My husband and I have shorthand for communicating about how my day went when I walk through the door in the evening. Since my work is confidential, there’s virtually nothing I can tell him about my day with clients. So he asks, “Is it a wine night? Or…a whiskey night?”
Most of the time the question brings a chuckle and an answer, even when I want nothing to drink. It answers the question without answering the question, you know? But sometimes when I walk through the door at the end of the day, I can totally blow it. My evil twin takes over my mouth even while my brain is screaming, Stop her! Stop Bad Tammy before she speaks!
If it was a difficult day it’s like my brain can’t stand not being able to talk about it. So it notices that there’s mud walked into the entryway. Or a little pile of breadcrumbs on the floor. Or, God forbid, cheese that’s been left on the counter. The world is coming to an end! And my brain tells me to address those things instead.
That’s certainly not the way I want to start my evening with my husband. And thanks to my pal Phil Gerbyshak, I don’t have to. I have a quick and simple little approach I’ve been using for well over a year and it’s both easily do-able and magnificently effective.
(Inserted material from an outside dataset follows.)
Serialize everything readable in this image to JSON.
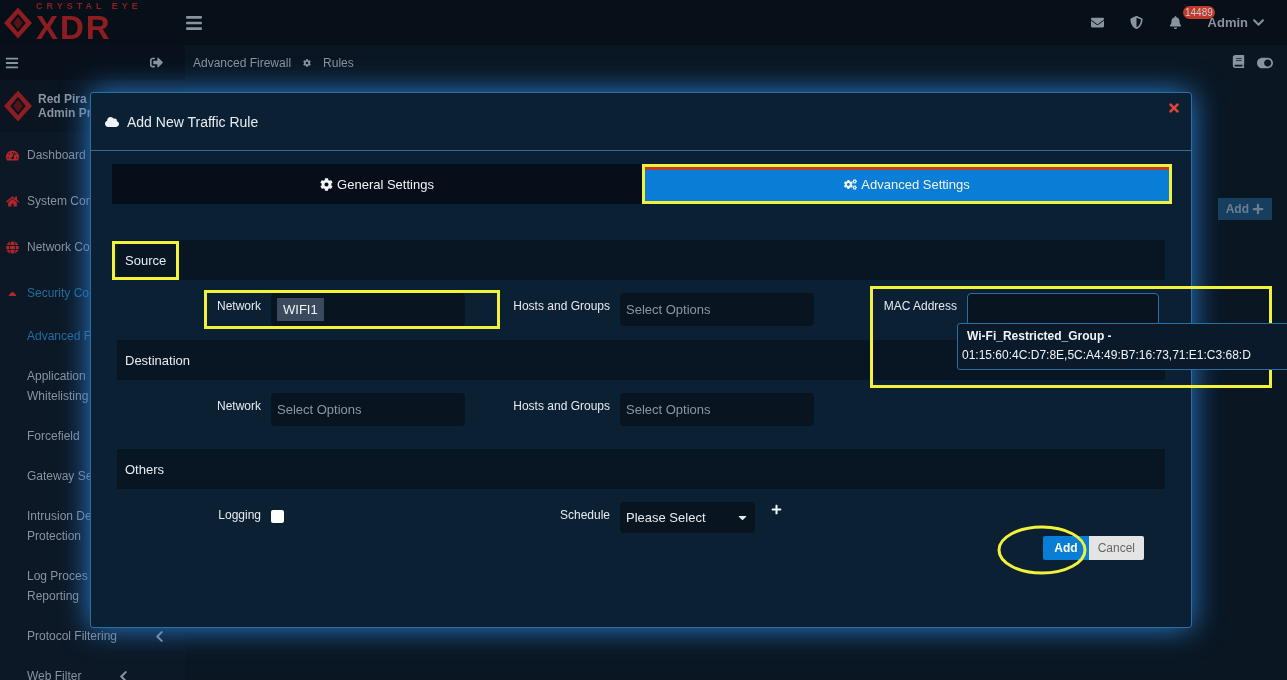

It’s a plan for just the first 90 seconds after greeting my husband. I can easily subvert Bad Tammy for that long and then she’s gone for the evening. In the The 90-Second Relationship Rule Phil describes the approach:
If you’ve been away from someone you care about at least 2 hours, the next 90 seconds have a bigger impact on them than spending hours and hours on them later. Walk in the door and be fully engaged in the moment. Regardless of your day prepare to focus your energy toward the people that matter most…Investing those first 90 seconds says:
- I love you.
- I care about you.
- I value you.
- I need you in my life.
Phil, you’re my hero.

wow. love it. I know exactly what you mean about the coming home after a really twisted day. and most are twisted to some degree. I like it and it seems like it can be used from both perspectives, the returner and the returnee. thanks
This is great advice. I remember reading about a similar situation from a very snarky blogger. He came home one day from work and greeted his wife, Karen, with an exuberant, "Honey, I'm home.", but his wife said nothing more than "Hi." without even turning away from the computer. The blogger, Steve, replied, "Let's try that again." He exited the house, came back in and once again declared, "Honey, I'm home.", to which Karen responded by jumping up and down yelling, "Oh my God! Steve is home. I'm so excited. Yay! Hooray for Steve being home", and by throwing her arms around him. Steve reported on his blog that this became a tradition whenever one of them would come home from somewhere, and that it completely changed their day each day, and eventually their relationship.
Sounds like perfect use of a do-over!
I have a petite friend who wrangled a large snowblower one evening when her husband was getting home late. He usually did the snowblowing. When he walked in the door, the first thing he said was a criticism about where she'd blown the snow. "Hang on," she said, "if you ever want me near that snowblower ever again. Start your first sentence like this: 'Honey, thanks so much for clearing a place for my car!'" And he did.